Optional.of(s).map(str -> str).orElse("");

Compiles because the default value provided to orElse is the same type as the value the Optional contains i.e. a String.

Snippet 2:

Optional.of(s).map(str -> str).orElse(Optional.empty());

does not compile because after map you have a Optional<String> but then you're providing a Optional<String> in the orElse whereas it should be a String.

Snippet 3:

Optional.of(s).map(str -> Optional.of(str)).orElse("hello");

does not compile because after map you have a Optional<Optional<String>> but you're passing a String in the orElse whereas it should be a Optional<String>.

To conclude orElse is declared as:

public T orElse(T other)

and documented as:

Returns the value if present, otherwise return other.

i.e. orElse basically says "give me the value the optional contains if present otherwise take the default value" as well as that T must be the same type as the value the Optional contains.
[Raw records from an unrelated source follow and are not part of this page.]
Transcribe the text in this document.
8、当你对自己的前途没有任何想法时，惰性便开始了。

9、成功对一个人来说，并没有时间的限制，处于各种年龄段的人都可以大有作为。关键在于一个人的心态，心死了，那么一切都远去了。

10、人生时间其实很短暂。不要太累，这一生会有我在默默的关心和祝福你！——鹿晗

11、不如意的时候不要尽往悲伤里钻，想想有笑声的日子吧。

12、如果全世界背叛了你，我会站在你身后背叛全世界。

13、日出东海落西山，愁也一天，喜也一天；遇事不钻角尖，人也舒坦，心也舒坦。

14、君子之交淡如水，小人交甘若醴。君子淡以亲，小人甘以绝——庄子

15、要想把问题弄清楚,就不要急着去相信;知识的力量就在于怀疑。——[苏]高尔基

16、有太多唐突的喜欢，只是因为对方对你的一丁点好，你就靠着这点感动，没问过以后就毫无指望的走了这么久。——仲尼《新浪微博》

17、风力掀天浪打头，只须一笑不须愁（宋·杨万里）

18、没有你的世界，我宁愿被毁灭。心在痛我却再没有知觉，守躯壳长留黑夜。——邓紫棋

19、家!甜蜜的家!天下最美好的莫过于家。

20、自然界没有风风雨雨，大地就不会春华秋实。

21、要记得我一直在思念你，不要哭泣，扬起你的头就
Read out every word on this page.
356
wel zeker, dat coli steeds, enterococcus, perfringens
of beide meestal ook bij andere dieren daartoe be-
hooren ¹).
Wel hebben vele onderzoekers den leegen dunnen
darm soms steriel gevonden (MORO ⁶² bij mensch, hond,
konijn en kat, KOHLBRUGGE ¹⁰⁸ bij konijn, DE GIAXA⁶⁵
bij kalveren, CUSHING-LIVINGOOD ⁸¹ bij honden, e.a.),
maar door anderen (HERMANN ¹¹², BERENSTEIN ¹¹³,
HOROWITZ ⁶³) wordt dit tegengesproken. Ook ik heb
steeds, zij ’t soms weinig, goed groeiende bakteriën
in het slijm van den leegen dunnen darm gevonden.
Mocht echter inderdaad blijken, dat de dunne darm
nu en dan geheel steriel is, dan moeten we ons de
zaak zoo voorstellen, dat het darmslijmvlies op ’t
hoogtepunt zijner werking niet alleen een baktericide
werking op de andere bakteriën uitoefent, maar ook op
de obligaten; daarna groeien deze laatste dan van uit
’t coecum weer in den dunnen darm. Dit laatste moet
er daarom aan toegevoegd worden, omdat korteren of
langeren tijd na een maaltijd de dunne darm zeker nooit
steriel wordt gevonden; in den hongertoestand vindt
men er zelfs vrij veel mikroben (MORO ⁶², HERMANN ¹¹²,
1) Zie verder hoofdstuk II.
so if you have a Optional<String then you must supply a String to orElse, if you have a Optional<Integer then you must supply a Integer to orElse etc...


On another note, the map function in your first and second example snippets are superfluous and you can, therefore, omit it completely.

Whenever you see your self calling Optional#map with the function as v -> v it's probably not needed.


Breaking down Snippet 2:

Optional.of(s)            //Optional<String>
        .map(str -> str)  //Optional<String>
        .orElse(Optional.empty()); //String or Optional<String>?

And Snippet 3:

Optional.of(s)                        //Optional<String>
        .map(str -> Optional.of(str)) //Optional<Optional<String>>
        .orElse("hello");             //Optional<String> or String? 

Now, for Snippet 3, using flatMap can be used to get rid of the nested optionals:

Optional.of(s)                            //Optional<String>
        .flatMap(str -> Optional.of(str)) //Optional<String>
        .orElse("hello");                 //String

.orElse() attempts to repackage the Optional, and if nothing is found, provide a default value, hence the object passed to .orElse() needs to be compatible with what Optional is holding at the moment.

In other words, if you have an Optional<T>, you need to pass T to the orElse() method.

In this case, you start with Optional<String and then you derive Optional<Optional<String>> from it:

Optional.of(s) .map(str -> Optional.of(str)) .orElse("hello");

If you pass str -> str to the map(...), it will compile.